Department of Neurology, Massachusetts General Hospital, Brigham and Women's Hospital, Boston, Massachusetts, USA.
Division of Neuroimmunology and Neuroinfectious Diseases, Department of Neurology, Massachusetts General Hospital, Boston, Massachusetts, USA.
Ann Clin Transl Neurol. 2024 May;11(5):1371-1375. doi: 10.1002/acn3.52052. Epub 2024 Apr 21.
Subacute adult-acquired hemichorea is a striking presentation with a broad differential, including ischemic, metabolic, and inflammatory causes.

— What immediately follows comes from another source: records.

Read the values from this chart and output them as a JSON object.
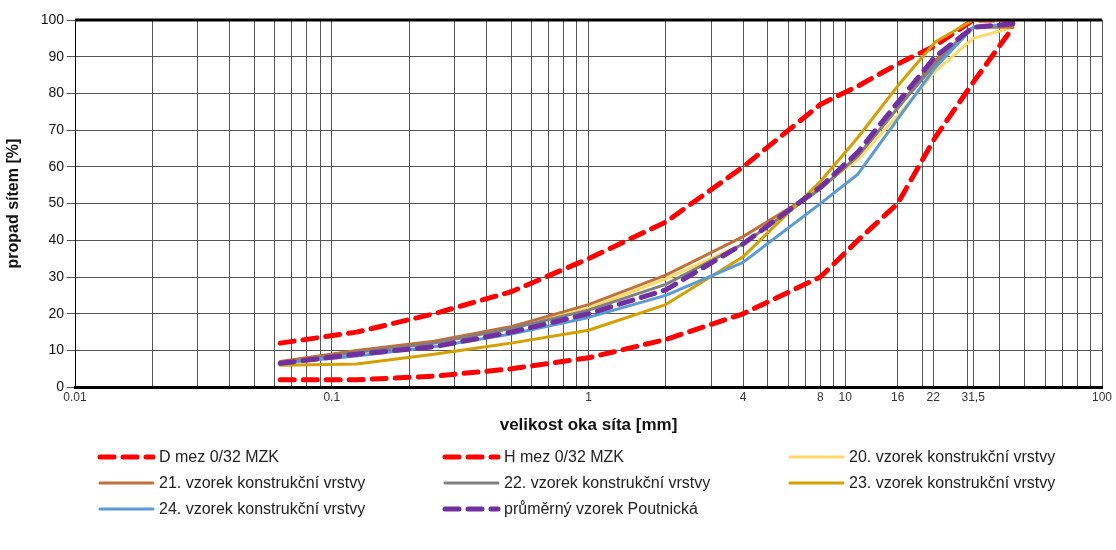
{
  "chart_data": {
    "type": "line",
    "xlabel": "velikost oka síta [mm]",
    "ylabel": "propad sítem [%]",
    "log": "x",
    "grid": true,
    "legend": "bottom",
    "marker": "none",
    "x": [
      0.063,
      0.125,
      0.25,
      0.5,
      1,
      2,
      4,
      8,
      11.2,
      16,
      22.4,
      31.5,
      45
    ],
    "xlim": [
      0.01,
      100
    ],
    "xticks": [
      0.01,
      {
        "value": 0.02,
        "label": null
      },
      {
        "value": 0.03,
        "label": null
      },
      {
        "value": 0.04,
        "label": null
      },
      {
        "value": 0.05,
        "label": null
      },
      {
        "value": 0.06,
        "label": null
      },
      {
        "value": 0.07,
        "label": null
      },
      {
        "value": 0.08,
        "label": null
      },
      {
        "value": 0.09,
        "label": null
      },
      0.1,
      {
        "value": 0.2,
        "label": null
      },
      {
        "value": 0.3,
        "label": null
      },
      {
        "value": 0.4,
        "label": null
      },
      {
        "value": 0.5,
        "label": null
      },
      {
        "value": 0.6,
        "label": null
      },
      {
        "value": 0.7,
        "label": null
      },
      {
        "value": 0.8,
        "label": null
      },
      {
        "value": 0.9,
        "label": null
      },
      1,
      {
        "value": 2,
        "label": null
      },
      {
        "value": 3,
        "label": null
      },
      4,
      {
        "value": 5,
        "label": null
      },
      {
        "value": 6,
        "label": null
      },
      {
        "value": 7,
        "label": null
      },
      8,
      {
        "value": 9,
        "label": null
      },
      10,
      16,
      {
        "value": 20,
        "label": null
      },
      22,
      {
        "value": 30,
        "label": null
      },
      {
        "value": 31.5,
        "label": "31,5"
      },
      {
        "value": 40,
        "label": null
      },
      {
        "value": 50,
        "label": null
      },
      {
        "value": 60,
        "label": null
      },
      {
        "value": 70,
        "label": null
      },
      {
        "value": 80,
        "label": null
      },
      {
        "value": 90,
        "label": null
      },
      100
    ],
    "ylim": [
      0,
      100
    ],
    "yticks": [
      0,
      10,
      20,
      30,
      40,
      50,
      60,
      70,
      80,
      90,
      100
    ],
    "series": [
      {
        "name": "D mez 0/32 MZK",
        "color": "#ff0000",
        "line_style": "dashed",
        "values": [
          12,
          15,
          20,
          26,
          35,
          45,
          60,
          77,
          82,
          88,
          93,
          100,
          100
        ]
      },
      {
        "name": "H mez 0/32 MZK",
        "color": "#ff0000",
        "line_style": "dashed",
        "values": [
          2,
          2,
          3,
          5,
          8,
          13,
          20,
          30,
          40,
          50,
          68,
          83,
          98
        ]
      },
      {
        "name": "20. vzorek konstrukční vrstvy",
        "color": "#ffd966",
        "line_style": "solid",
        "values": [
          6.5,
          9.5,
          12,
          16,
          21.5,
          29.5,
          39,
          54.5,
          62,
          74,
          86,
          95,
          98
        ]
      },
      {
        "name": "21. vzorek konstrukční vrstvy",
        "color": "#c0703a",
        "line_style": "solid",
        "values": [
          7,
          10,
          12.5,
          16.5,
          22.5,
          30.5,
          41,
          54,
          63,
          76,
          89,
          98,
          98
        ]
      },
      {
        "name": "22. vzorek konstrukční vrstvy",
        "color": "#808080",
        "line_style": "solid",
        "values": [
          6.5,
          9.5,
          12,
          16,
          21,
          28,
          39,
          54,
          63,
          76,
          88,
          98,
          99
        ]
      },
      {
        "name": "23. vzorek konstrukční vrstvy",
        "color": "#d4a000",
        "line_style": "solid",
        "values": [
          6,
          6.3,
          9,
          12,
          15.5,
          22.5,
          35.5,
          56,
          68,
          82,
          94,
          100,
          100
        ]
      },
      {
        "name": "24. vzorek konstrukční vrstvy",
        "color": "#5b9bd5",
        "line_style": "solid",
        "values": [
          6.5,
          8.5,
          11,
          14.5,
          19,
          25,
          34,
          50,
          58,
          73,
          87,
          98,
          99
        ]
      },
      {
        "name": "průměrný vzorek Poutnická",
        "color": "#7030a0",
        "line_style": "dashed",
        "values": [
          6.5,
          9,
          11,
          15,
          20,
          26.5,
          39,
          54.5,
          64,
          77.5,
          90,
          98,
          99
        ]
      }
    ]
  }
}
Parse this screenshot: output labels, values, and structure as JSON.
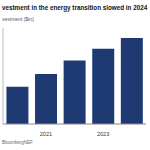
{
  "chart_data": {
    "type": "bar",
    "title": "vestment in the energy transition slowed in 2024",
    "subtitle": "vestment ($tn)",
    "annotations": [
      "BloombergNEF"
    ],
    "categories": [
      null,
      "2021",
      null,
      "2023",
      null
    ],
    "values": [
      0.93,
      1.25,
      1.59,
      1.88,
      2.15
    ],
    "color": "#1f3a73",
    "ylim": [
      0,
      2.4
    ],
    "grid": false,
    "tick_labels": "x"
  }
}
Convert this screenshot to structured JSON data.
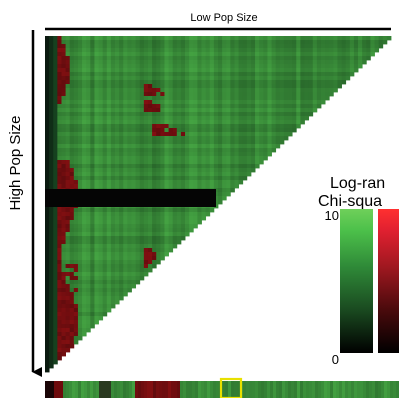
{
  "chart_data": {
    "type": "heatmap",
    "xlabel": "Low Pop Size",
    "ylabel": "High Pop Size",
    "legend": {
      "title_line1": "Log-ran",
      "title_line2": "Chi-squa",
      "max_label": "10",
      "min_label": "0",
      "range": [
        0,
        10
      ],
      "green_scale": [
        "#000000",
        "#1a4a20",
        "#2f8a38",
        "#4cc04a",
        "#6fd05a"
      ],
      "red_scale": [
        "#000000",
        "#4a0a0c",
        "#a01820",
        "#e02030",
        "#ff3030"
      ],
      "placement": "right"
    },
    "colors": {
      "background": "#ffffff",
      "highlight_box": "#e8e000",
      "significant": "#7a0a0c",
      "nonsignificant": "#3fae46"
    },
    "matrix": {
      "shape": "upper-left-triangle",
      "masked_row_band": "black",
      "significant_regions": [
        "left-edge columns",
        "lower-left block",
        "upper-middle arrow patterns"
      ]
    },
    "summary_strip": {
      "present": true,
      "highlighted_segment": true
    }
  }
}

We encountered a 74-year-old woman with rapid onset of hemichorea and associated encephalopathy. Following a thorough workup without identification of clear imaging or laboratory abnormalities, we empirically treated with IVIg. Her hemichorea dramatically improved. Due to relapses of hemichorea, she required repeat immunotherapy with IVIg or high dose steroids followed by maintenance mycophenolate.
This case of seronegative autoimmune hemichorea highlights the importance of a high index of suspicion for an inflammatory etiology of chorea when other causes are ruled out and performing an immunotherapy trial.
亚急性成人获得性偏侧舞蹈症是一种引人注目的表现,其鉴别诊断广泛,包括缺血性、代谢性和炎症性病因。
我们遇到一位 74 岁的女性,其出现偏侧舞蹈症和相关的脑病。尽管进行了全面的检查,但未发现明确的影像学或实验室异常,我们仍经验性地给予 IVIg 治疗。她的偏侧舞蹈症显著改善。由于偏侧舞蹈症反复发作,她需要重复免疫治疗,包括 IVIg 或大剂量类固醇,随后维持霉酚酸酯治疗。
本病例为血清阴性自身免疫性偏侧舞蹈症,当排除其他病因并进行免疫治疗试验时,提示我们对于其他病因引起的舞蹈症,应当高度怀疑炎症性病因。